What's the bind-less function thing you're talking about?


Modern hardware doesn't bind texture slots. It has a huge giant array of resources. Some hardware uses separate arrays for different kinds of resources while some hardware mixes a certain subset of resources into one array.

Bindless is a feature of very recent OpenGL and Direct3D versions. All that "bindless" means in this case is that you don't have to call the various 'glBind*' functions to swap resources; instead, your shader indexes into these arrays to get at the resources. It's slightly more complicated than that, but not too much.

You may have to use texture arrays to simulate bindless textures for compatibility reasons. If you just google "opengl bindless textures" you'll find plenty of materials on the subject. Google "AZDO OpenGL" (AZDO is an acronym that derives from the name of a presentation from a few years back titled "Approaching Zero Driver Overhead") you'll find materials on both bindless resources and some other modern GPU programming primitives.

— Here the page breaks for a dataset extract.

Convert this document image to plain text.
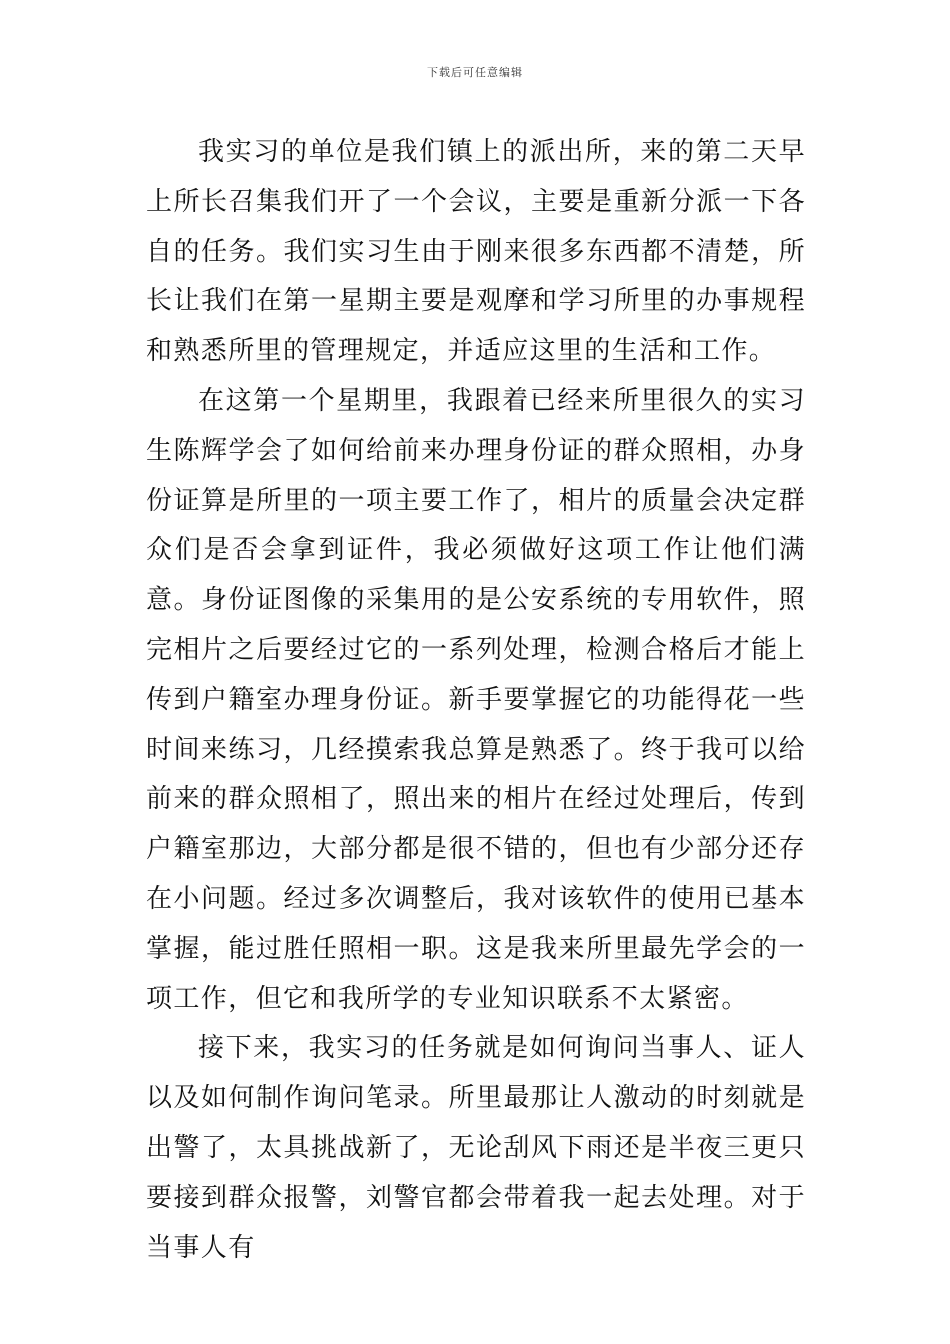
下载后可任意编辑

我实习的单位是我们镇上的派出所，来的第二天早上所长召集我们开了一个会议，主要是重新分派一下各自的任务。我们实习生由于刚来很多东西都不清楚，所长让我们在第一星期主要是观摩和学习所里的办事规程和熟悉所里的管理规定，并适应这里的生活和工作。

在这第一个星期里，我跟着已经来所里很久的实习生陈辉学会了如何给前来办理身份证的群众照相，办身份证算是所里的一项主要工作了，相片的质量会决定群众们是否会拿到证件，我必须做好这项工作让他们满意。身份证图像的采集用的是公安系统的专用软件，照完相片之后要经过它的一系列处理，检测合格后才能上传到户籍室办理身份证。新手要掌握它的功能得花一些时间来练习，几经摸索我总算是熟悉了。终于我可以给前来的群众照相了，照出来的相片在经过处理后，传到户籍室那边，大部分都是很不错的，但也有少部分还存在小问题。经过多次调整后，我对该软件的使用已基本掌握，能过胜任照相一职。这是我来所里最先学会的一项工作，但它和我所学的专业知识联系不太紧密。

接下来，我实习的任务就是如何询问当事人、证人以及如何制作询问笔录。所里最那让人激动的时刻就是出警了，太具挑战新了，无论刮风下雨还是半夜三更只要接到群众报警，刘警官都会带着我一起去处理。对于当事人有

Sean Middleditch – Game Systems Engineer – Join my team!

Ha, so much has changed since I last wrote an OpenGL program! Thanks for the clarification and insight into the latest generation of graphics acceleration.

You can have a look at what a typical texture bind involve here :

http://cgit.freedesktop.org/mesa/mesa/tree/src/mesa/main/texobj.c

As you can see looking at _mesa_test_texobj_completeness it's far from being trivial.

There are also state revalidation involved when a call to glDraw* is issued : texture type must match the one expected by the shader, the driver must add a barrier or a cache flush if the texture was previously used as a result of a draw call or a dma transfer, for instance.